Nous le suivîmes dans un sentier qui montait entre des prairies et des landes couvertes d’ajoncs. Au détour du coteau, nous vîmes se dérouler à nos pieds la route de Saint-Jean-de-Luz et la Nivelle. Après avoir traversé un petit bois de vieux chênes, nous arrivâmes devant une maison blanche et coquette, bâtie à la mode du pays. Sur la façade régnait au premier étage une galerie en bois, peinte d’une couleur rouge foncé, où s’accrochaient de toutes parts les pampres verts d’une treille. Les montans de cette galerie supportaient le toit en saillie et formaient au rez-de-chaussée une sorte de portique. Contre un de ces rustiques piliers se tenait appuyé nonchalamment un jeune garçon blond et svelte, serré dans sa ceinture rouge.
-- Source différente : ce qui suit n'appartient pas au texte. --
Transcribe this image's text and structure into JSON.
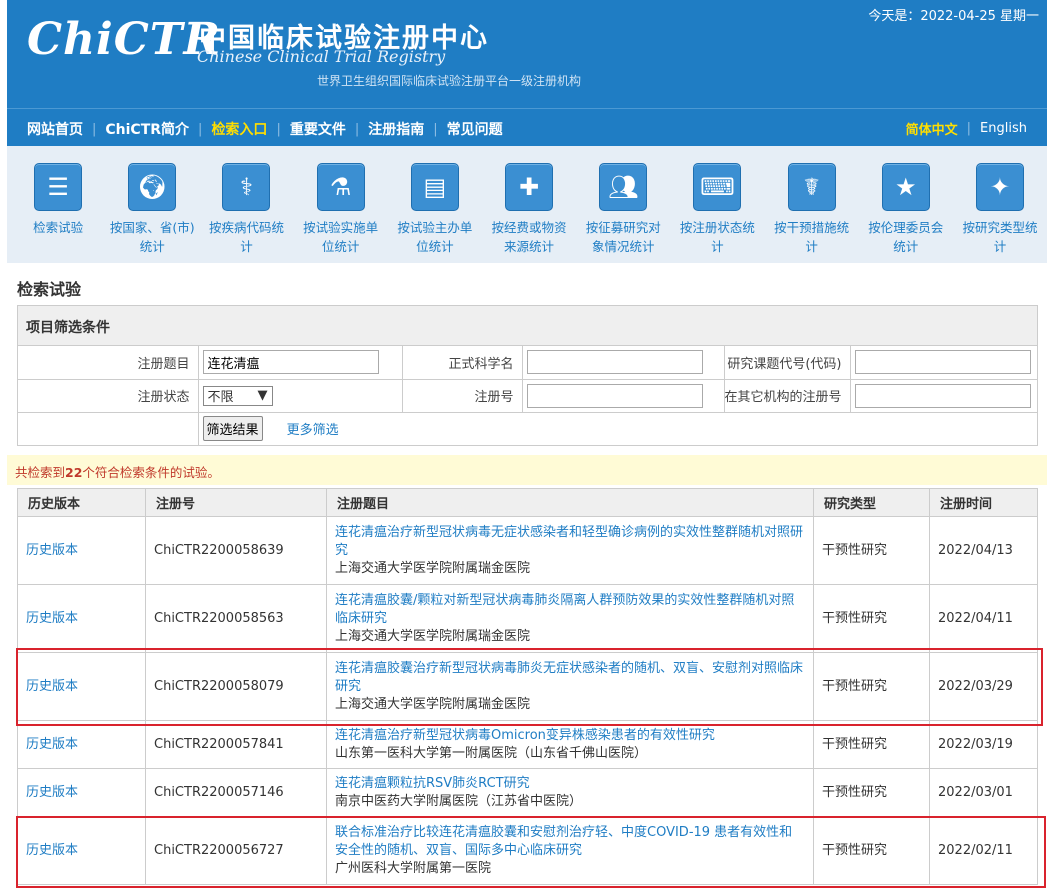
{
  "header": {
    "logo_text": "ChiCTR",
    "cn_title": "中国临床试验注册中心",
    "en_title": "Chinese Clinical Trial Registry",
    "who_text": "世界卫生组织国际临床试验注册平台一级注册机构",
    "today": "今天是：2022-04-25 星期一"
  },
  "nav": {
    "items": [
      {
        "label": "网站首页"
      },
      {
        "label": "ChiCTR简介"
      },
      {
        "label": "检索入口"
      },
      {
        "label": "重要文件"
      },
      {
        "label": "注册指南"
      },
      {
        "label": "常见问题"
      }
    ],
    "active_index": 2,
    "langs": [
      {
        "label": "简体中文"
      },
      {
        "label": "English"
      }
    ]
  },
  "icon_menu": [
    {
      "label": "检索试验",
      "icon": "list-icon"
    },
    {
      "label": "按国家、省(市)统计",
      "icon": "world-map-icon"
    },
    {
      "label": "按疾病代码统计",
      "icon": "dna-icon"
    },
    {
      "label": "按试验实施单位统计",
      "icon": "flask-icon"
    },
    {
      "label": "按试验主办单位统计",
      "icon": "clipboard-icon"
    },
    {
      "label": "按经费或物资来源统计",
      "icon": "medkit-icon"
    },
    {
      "label": "按征募研究对象情况统计",
      "icon": "people-icon"
    },
    {
      "label": "按注册状态统计",
      "icon": "keyboard-icon"
    },
    {
      "label": "按干预措施统计",
      "icon": "doctor-icon"
    },
    {
      "label": "按伦理委员会统计",
      "icon": "star-icon"
    },
    {
      "label": "按研究类型统计",
      "icon": "sparkle-icon"
    }
  ],
  "section_title": "检索试验",
  "filter": {
    "heading": "项目筛选条件",
    "fields": {
      "title_label": "注册题目",
      "title_value": "连花清瘟",
      "sci_title_label": "正式科学名",
      "sci_title_value": "",
      "code_label": "研究课题代号(代码)",
      "code_value": "",
      "status_label": "注册状态",
      "status_value": "不限",
      "regno_label": "注册号",
      "regno_value": "",
      "other_regno_label": "在其它机构的注册号",
      "other_regno_value": ""
    },
    "submit_label": "筛选结果",
    "more_label": "更多筛选"
  },
  "summary": {
    "prefix": "共检索到",
    "count": "22",
    "suffix": "个符合检索条件的试验。"
  },
  "table": {
    "headers": [
      "历史版本",
      "注册号",
      "注册题目",
      "研究类型",
      "注册时间"
    ],
    "rows": [
      {
        "history": "历史版本",
        "regno": "ChiCTR2200058639",
        "title": "连花清瘟治疗新型冠状病毒无症状感染者和轻型确诊病例的实效性整群随机对照研究",
        "institution": "上海交通大学医学院附属瑞金医院",
        "type": "干预性研究",
        "date": "2022/04/13"
      },
      {
        "history": "历史版本",
        "regno": "ChiCTR2200058563",
        "title": "连花清瘟胶囊/颗粒对新型冠状病毒肺炎隔离人群预防效果的实效性整群随机对照临床研究",
        "institution": "上海交通大学医学院附属瑞金医院",
        "type": "干预性研究",
        "date": "2022/04/11"
      },
      {
        "history": "历史版本",
        "regno": "ChiCTR2200058079",
        "title": "连花清瘟胶囊治疗新型冠状病毒肺炎无症状感染者的随机、双盲、安慰剂对照临床研究",
        "institution": "上海交通大学医学院附属瑞金医院",
        "type": "干预性研究",
        "date": "2022/03/29"
      },
      {
        "history": "历史版本",
        "regno": "ChiCTR2200057841",
        "title": "连花清瘟治疗新型冠状病毒Omicron变异株感染患者的有效性研究",
        "institution": "山东第一医科大学第一附属医院（山东省千佛山医院）",
        "type": "干预性研究",
        "date": "2022/03/19"
      },
      {
        "history": "历史版本",
        "regno": "ChiCTR2200057146",
        "title": "连花清瘟颗粒抗RSV肺炎RCT研究",
        "institution": "南京中医药大学附属医院（江苏省中医院）",
        "type": "干预性研究",
        "date": "2022/03/01"
      },
      {
        "history": "历史版本",
        "regno": "ChiCTR2200056727",
        "title": "联合标准治疗比较连花清瘟胶囊和安慰剂治疗轻、中度COVID-19 患者有效性和安全性的随机、双盲、国际多中心临床研究",
        "institution": "广州医科大学附属第一医院",
        "type": "干预性研究",
        "date": "2022/02/11"
      }
    ]
  },
  "colors": {
    "header_blue": "#1f7dc4",
    "active_nav": "#ffde00",
    "link_blue": "#1f7dc4",
    "highlight_red": "#d9232d"
  }
}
— Bonsoir, Domingo, lui dit Edouard.

L’enfant ôta son béret bleu pour nous saluer et parla en basque à Sorrondo.

— Messieurs, nous dit notre hôte, en attendant que le souper soit prêt, voulez-vous visiter mon jardin? C’est l’ouvrage de mon neveu Domingo.

— Certainement, répondit Edouard. Allons admirer vos bipherrà. — Et il ajouta, me parlant à l’oreille : — Admire toujours le jardin d’un Basque.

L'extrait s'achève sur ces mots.